Documentary Photography

Visual methods document and re-present the social world in ways that allow others to see and understand in new ways (Coronel & Rodriguez, 2013). Photography has long been a tool in anthropology, geography, and health research. It has emerged as a powerful tool in documenting student learning and behaviour within and outside of school contexts (Abramson, n.d.; Rinaldi, 2006). Photographs in particular set off a “chain reaction” that causes people to remember, reflect, and gain new perspectives (Banks, 2001). Photographs taken by students for the purpose of engaging those with significant power (the teachers) with those who typically have less power (the students) becomes the vehicle to initiate change in relationships (Wang, 2006). In our work, the use of cameras provided students with a familiar tool to examine the assets and barriers “where students are and which way they are heading” (Chickering & Reisser, 1993, p. 34) in an attempt to support their ongoing development as university students.
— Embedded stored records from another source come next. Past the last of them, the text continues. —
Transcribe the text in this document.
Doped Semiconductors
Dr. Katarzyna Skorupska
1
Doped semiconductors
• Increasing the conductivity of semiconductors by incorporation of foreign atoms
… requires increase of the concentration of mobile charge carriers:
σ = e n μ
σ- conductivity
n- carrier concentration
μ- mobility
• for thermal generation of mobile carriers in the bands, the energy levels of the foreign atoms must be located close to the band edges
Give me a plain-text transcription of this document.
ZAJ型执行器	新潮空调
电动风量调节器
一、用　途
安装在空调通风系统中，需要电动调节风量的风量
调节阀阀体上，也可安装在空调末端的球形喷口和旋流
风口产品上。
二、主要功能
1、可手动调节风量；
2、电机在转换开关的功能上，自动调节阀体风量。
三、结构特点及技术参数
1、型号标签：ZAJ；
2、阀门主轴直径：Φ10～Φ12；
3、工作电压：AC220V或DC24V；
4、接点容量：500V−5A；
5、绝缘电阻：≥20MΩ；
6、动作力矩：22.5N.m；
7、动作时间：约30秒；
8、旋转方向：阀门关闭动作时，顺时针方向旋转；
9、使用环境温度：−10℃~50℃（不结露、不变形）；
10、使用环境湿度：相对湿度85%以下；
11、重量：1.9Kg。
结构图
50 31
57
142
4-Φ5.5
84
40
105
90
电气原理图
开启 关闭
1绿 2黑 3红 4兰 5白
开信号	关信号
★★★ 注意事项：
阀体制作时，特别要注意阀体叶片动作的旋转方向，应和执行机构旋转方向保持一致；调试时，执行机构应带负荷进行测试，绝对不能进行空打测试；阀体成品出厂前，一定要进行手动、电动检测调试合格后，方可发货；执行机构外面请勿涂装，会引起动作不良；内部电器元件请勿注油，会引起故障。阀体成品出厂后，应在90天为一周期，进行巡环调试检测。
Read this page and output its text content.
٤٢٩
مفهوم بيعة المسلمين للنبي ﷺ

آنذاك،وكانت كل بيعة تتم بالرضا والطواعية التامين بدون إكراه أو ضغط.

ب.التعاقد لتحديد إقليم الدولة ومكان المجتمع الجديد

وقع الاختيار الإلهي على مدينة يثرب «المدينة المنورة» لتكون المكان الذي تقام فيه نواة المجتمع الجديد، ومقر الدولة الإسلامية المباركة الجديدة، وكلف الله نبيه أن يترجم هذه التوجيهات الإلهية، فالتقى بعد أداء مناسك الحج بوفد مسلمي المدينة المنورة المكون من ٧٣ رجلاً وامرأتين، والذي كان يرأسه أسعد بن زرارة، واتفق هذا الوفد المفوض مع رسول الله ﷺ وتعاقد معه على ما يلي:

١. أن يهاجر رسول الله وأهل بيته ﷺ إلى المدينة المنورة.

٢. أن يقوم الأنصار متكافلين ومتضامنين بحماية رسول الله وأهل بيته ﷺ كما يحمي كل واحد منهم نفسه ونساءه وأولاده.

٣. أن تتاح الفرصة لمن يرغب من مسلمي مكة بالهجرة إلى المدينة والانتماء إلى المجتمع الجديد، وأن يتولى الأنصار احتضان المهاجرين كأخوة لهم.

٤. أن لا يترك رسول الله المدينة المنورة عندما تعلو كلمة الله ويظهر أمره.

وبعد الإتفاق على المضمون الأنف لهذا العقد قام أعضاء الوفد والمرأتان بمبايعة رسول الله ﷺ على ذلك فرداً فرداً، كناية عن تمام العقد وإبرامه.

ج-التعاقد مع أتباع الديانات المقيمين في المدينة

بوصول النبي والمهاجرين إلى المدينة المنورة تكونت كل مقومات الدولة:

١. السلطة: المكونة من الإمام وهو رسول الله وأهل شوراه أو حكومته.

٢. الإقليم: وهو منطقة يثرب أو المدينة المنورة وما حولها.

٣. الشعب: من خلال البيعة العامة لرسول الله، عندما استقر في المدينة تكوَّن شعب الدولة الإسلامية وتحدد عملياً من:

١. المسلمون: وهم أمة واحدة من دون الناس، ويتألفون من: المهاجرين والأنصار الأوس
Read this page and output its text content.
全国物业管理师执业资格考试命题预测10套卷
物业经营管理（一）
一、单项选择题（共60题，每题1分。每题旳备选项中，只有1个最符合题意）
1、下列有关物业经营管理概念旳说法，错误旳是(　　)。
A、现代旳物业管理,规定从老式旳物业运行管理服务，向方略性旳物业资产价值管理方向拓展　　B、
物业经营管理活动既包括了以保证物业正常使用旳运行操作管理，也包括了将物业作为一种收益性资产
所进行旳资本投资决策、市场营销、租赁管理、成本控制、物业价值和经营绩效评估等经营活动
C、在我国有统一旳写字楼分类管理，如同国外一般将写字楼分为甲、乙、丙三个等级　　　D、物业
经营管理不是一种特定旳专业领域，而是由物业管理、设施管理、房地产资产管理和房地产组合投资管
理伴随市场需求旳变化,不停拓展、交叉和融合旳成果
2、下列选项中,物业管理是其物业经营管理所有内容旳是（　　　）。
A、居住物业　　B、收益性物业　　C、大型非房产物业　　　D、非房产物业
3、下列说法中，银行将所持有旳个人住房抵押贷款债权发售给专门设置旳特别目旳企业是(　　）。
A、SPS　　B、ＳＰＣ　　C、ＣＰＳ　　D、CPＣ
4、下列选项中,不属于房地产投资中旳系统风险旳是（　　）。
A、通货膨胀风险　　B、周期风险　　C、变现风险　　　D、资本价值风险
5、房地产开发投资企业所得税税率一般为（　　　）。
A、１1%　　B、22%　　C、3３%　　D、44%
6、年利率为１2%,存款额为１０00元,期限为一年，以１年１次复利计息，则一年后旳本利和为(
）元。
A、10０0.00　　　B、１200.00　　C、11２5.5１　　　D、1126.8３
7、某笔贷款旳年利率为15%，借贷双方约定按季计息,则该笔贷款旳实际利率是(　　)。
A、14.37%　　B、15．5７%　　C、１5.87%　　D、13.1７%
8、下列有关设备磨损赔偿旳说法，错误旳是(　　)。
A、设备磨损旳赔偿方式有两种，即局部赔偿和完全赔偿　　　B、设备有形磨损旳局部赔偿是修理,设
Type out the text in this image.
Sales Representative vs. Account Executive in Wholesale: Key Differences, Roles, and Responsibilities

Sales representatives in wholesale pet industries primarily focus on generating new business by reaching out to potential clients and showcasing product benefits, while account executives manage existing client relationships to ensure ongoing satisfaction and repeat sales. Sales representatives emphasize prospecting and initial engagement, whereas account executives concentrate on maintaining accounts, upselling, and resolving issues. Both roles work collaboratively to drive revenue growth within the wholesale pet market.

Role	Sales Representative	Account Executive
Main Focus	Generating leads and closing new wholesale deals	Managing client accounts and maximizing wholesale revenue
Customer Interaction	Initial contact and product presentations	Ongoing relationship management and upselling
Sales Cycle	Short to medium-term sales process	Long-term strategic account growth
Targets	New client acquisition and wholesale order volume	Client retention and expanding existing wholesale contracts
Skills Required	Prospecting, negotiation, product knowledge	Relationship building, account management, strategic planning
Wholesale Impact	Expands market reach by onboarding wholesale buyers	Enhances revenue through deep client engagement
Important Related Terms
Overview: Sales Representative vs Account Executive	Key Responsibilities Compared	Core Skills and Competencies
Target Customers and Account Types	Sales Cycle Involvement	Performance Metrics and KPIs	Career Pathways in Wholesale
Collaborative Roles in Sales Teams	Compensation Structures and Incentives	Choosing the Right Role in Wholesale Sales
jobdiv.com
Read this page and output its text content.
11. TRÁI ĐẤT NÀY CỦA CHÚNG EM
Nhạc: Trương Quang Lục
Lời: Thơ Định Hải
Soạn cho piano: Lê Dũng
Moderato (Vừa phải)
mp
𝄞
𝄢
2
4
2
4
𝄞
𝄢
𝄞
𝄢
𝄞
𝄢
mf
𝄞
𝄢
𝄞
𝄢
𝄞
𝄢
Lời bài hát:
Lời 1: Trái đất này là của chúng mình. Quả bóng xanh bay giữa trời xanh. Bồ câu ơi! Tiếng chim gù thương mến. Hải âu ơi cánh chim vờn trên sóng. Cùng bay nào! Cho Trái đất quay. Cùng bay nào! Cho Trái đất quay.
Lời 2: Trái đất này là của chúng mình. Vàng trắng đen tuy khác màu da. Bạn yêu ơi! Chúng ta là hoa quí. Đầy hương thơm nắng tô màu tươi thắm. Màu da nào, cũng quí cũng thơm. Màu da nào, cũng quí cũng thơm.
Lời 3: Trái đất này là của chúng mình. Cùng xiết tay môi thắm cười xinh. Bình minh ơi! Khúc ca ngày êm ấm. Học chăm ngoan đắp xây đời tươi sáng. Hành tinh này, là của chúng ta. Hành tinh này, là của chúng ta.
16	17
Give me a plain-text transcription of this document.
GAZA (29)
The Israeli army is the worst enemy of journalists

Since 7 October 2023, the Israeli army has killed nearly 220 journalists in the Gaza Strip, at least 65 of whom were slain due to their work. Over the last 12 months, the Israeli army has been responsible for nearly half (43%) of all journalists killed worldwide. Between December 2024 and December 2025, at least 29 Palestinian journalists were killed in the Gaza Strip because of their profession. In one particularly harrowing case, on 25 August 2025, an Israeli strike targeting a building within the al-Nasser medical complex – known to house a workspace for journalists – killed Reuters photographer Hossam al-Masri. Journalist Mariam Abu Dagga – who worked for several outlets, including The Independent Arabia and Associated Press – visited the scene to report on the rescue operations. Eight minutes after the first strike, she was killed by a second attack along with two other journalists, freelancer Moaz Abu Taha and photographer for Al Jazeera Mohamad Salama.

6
Schulze (2007) indicates that, theoretically, reflexive photography is embedded in the theory of symbolic interactionism, a sociological perspective that places emphasis on micro-scale social interaction. Blumer (1969) was the first to use the term symbolic interactionism and set out three basic premises on which it is based. First, humans act toward things on the basis of meanings they ascribe to those things. Second, the meanings of such things are derived from, or arise out of, the social interactions that one has with others and society. Finally, these meanings are handled in, and modified through, an interpretative process used by the person in dealing with the things he/she encounters. Thus, symbolic interactionists investigate the meanings which individuals ascribe to symbols and things through, and as a consequence of, their social interactions. Reflexive photography gives participants the opportunity to literally “zoom in” on these symbols, and elicit rich descriptions of the meanings attached to those symbols (Banks, 2001; Pink, 2001).

In the context of our study, the three basic premises of symbolic interactionism can be explained as follows:

  • 1.

    Black South African student teachers photographed certain symbols or artefacts that they identified with education based on a personal connotation and meaning that they associate with those specific objects.

  • 2.

    The explanation of the above-mentioned symbols or artefacts stemmed from the connection that the student teachers had with various individuals or the community.

  • 3.

    The same explanations derived from a process of personal interpretation that the student teachers had when they experienced these symbols or artefacts.